Some biology disciplines already rely on mathematical modeling. Ecological studies of fish populations, for instance, are typically simulated mathematically, and cancer researchers are also turning to mathematical models.
“There’s an increasing awareness among medical scientists about math biology,” says Jonathan Sherratt, professor of math at Heriot-Watt University in Edinburgh, Scotland, and Dallon’s coresearcher. But Sherratt says that if you asked the average biologist on the street about math biology, you might still get a blank stare.
Dallon’s work has been well received at conferences and in journals, but there is still a common thread among biologists’ responses: “They say it is way too simplistic,” Dallon says.
“The biological process is extremely complicated,” Dallon concedes. “Biologists are right when they say, ‘You are simplifying it so much. How can we believe anything you say?’ To which I say, ‘You can believe some of what I am saying.'”
Not that Dallon’s equations are only half right; rather, they are intentionally stripped down. His goal as a mathematician is to reduce a system to its simplest form and then add complicating variables back into the equations as he learns from the simpler ones.

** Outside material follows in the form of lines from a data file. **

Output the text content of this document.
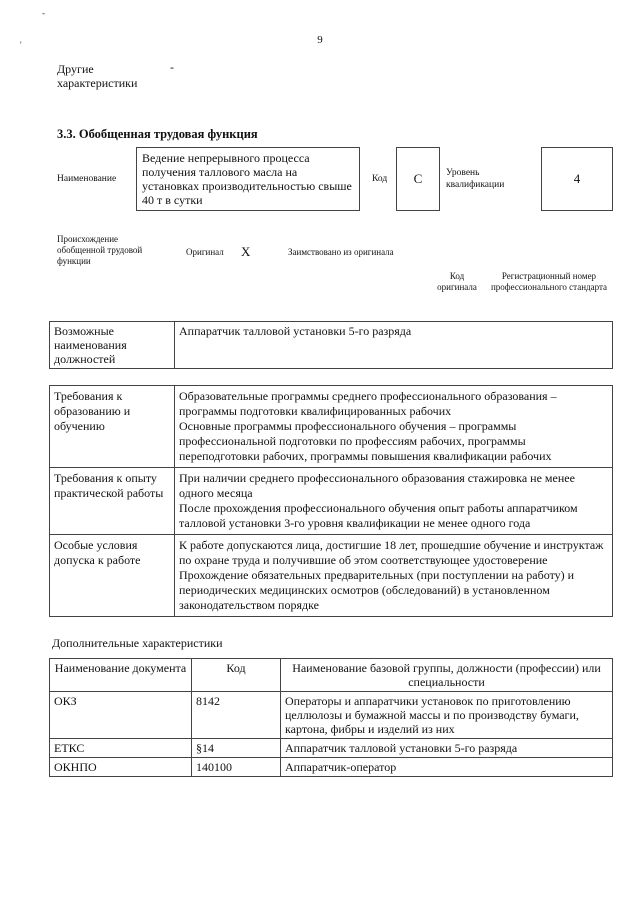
-
'	9
Другие характеристики
-
3.3. Обобщенная трудовая функция
Наименование
Ведение непрерывного процесса получения таллового масла на установках производительностью свыше 40 т в сутки
Код	С	Уровень квалификации	4
Происхождение обобщенной трудовой функции
Оригинал X	Заимствовано из оригинала
Код оригинала
Регистрационный номер профессионального стандарта
Возможные наименования должностей	Аппаратчик талловой установки 5-го разряда
Требования к образованию и обучению	Образовательные программы среднего профессионального образования – программы подготовки квалифицированных рабочих
Основные программы профессионального обучения – программы профессиональной подготовки по профессиям рабочих, программы переподготовки рабочих, программы повышения квалификации рабочих

Требования к опыту практической работы	При наличии среднего профессионального образования стажировка не менее одного месяца
После прохождения профессионального обучения опыт работы аппаратчиком талловой установки 3-го уровня квалификации не менее одного года

Особые условия допуска к работе	К работе допускаются лица, достигшие 18 лет, прошедшие обучение и инструктаж по охране труда и получившие об этом соответствующее удостоверение
Прохождение обязательных предварительных (при поступлении на работу) и периодических медицинских осмотров (обследований) в установленном законодательством порядке
Дополнительные характеристики
Наименование документа	Код	Наименование базовой группы, должности (профессии) или специальности
ОКЗ	8142	Операторы и аппаратчики установок по приготовлению целлюлозы и бумажной массы и по производству бумаги, картона, фибры и изделий из них
ЕТКС	§14	Аппаратчик талловой установки 5-го разряда
ОКНПО	140100	Аппаратчик-оператор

For example, an initial equation may involve just collagen (a protein found in skin) and fibroblasts (cells that produce collagen). As he manipulates the equation, he is able to gain insight into how these two elements interact. Then he can add other elements to the mix, complicating the equation and interaction.
“Then I can put all these effects together, which I hope will model the real situation,” Dallon says.

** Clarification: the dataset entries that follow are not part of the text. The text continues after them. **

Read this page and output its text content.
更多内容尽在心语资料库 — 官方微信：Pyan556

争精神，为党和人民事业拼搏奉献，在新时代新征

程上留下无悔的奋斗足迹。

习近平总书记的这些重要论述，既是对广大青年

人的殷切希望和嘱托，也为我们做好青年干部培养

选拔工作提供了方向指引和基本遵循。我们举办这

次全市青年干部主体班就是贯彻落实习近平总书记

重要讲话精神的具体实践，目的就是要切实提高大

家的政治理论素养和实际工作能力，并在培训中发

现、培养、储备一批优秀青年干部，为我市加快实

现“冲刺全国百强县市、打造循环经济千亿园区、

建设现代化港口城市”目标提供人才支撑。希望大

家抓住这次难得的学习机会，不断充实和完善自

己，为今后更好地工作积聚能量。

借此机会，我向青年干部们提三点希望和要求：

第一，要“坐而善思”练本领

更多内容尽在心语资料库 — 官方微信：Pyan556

Simplifying interactions allows researchers to produce situations biologists cannot create themselves.
“I can change how much collagen is produced and do just that one thing,” says Dallon. “It is much easier to manipulate a mathematical model than it is to manipulate the real system. It takes biologists years to do these sorts of experiments. And in the real system, if you want the wound to heal, you can’t eliminate everything.”
The promise of mathematical modeling is drawing more attention to math biology. Speaking specifically about Dallon’s work with TGF-b, William J. Linbald, editor-in-chief of Wound Repair and Regeneration, notes that these studies are difficult to perform in organic settings. “Unfortunately, it is very difficult to do these types of studies in vivo. A mathematical model that would correctly predict the effect of different TGF-beta profiles on scar formation would be extremely informative.”

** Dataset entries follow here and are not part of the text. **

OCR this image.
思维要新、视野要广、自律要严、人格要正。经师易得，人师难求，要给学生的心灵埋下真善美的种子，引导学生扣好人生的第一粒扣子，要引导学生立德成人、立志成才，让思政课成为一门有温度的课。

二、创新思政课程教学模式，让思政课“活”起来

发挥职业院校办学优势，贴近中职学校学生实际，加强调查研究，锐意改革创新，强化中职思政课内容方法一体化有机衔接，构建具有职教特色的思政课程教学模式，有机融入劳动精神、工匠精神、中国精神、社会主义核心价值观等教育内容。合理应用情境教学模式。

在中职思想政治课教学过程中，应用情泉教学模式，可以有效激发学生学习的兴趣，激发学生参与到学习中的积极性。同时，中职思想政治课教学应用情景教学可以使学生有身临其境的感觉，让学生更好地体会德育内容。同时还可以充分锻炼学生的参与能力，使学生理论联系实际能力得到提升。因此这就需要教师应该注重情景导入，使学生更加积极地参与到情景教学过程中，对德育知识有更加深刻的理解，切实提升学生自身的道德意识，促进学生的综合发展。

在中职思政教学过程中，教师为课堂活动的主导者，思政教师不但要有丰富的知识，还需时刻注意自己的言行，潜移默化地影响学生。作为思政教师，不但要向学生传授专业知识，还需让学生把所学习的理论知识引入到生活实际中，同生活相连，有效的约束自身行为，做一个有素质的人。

The models provide an element of navigation not commonly available to biologists. They are able to hone their experiments to the areas pinpointed by the models.
As Dallon and colleagues blend known biological processes with known equations, at points along the way the analogy breaks down and they have to adjust the model. “We’re refining the model and making it more realistic,” Sherratt says. “There is obviously a lot more to be done. It’s ongoing.”
The Real World
So the question remains, when someone scrapes a knee or undergoes surgery, will Dallon’s equations help him avoid the resultant scar? That’s the ultimate goal. But Dallon is, admittedly, a few steps removed from a real-world application. Pharmaceutical companies can’t bottle Dallon’s equations, but Dallon hopes to point biologists in the right direction so they can get to the treatment-development stage faster.
“Eventually this will lead to developing anti-scarring therapy,” says Sherratt. “That’s the big picture of what we’re doing.”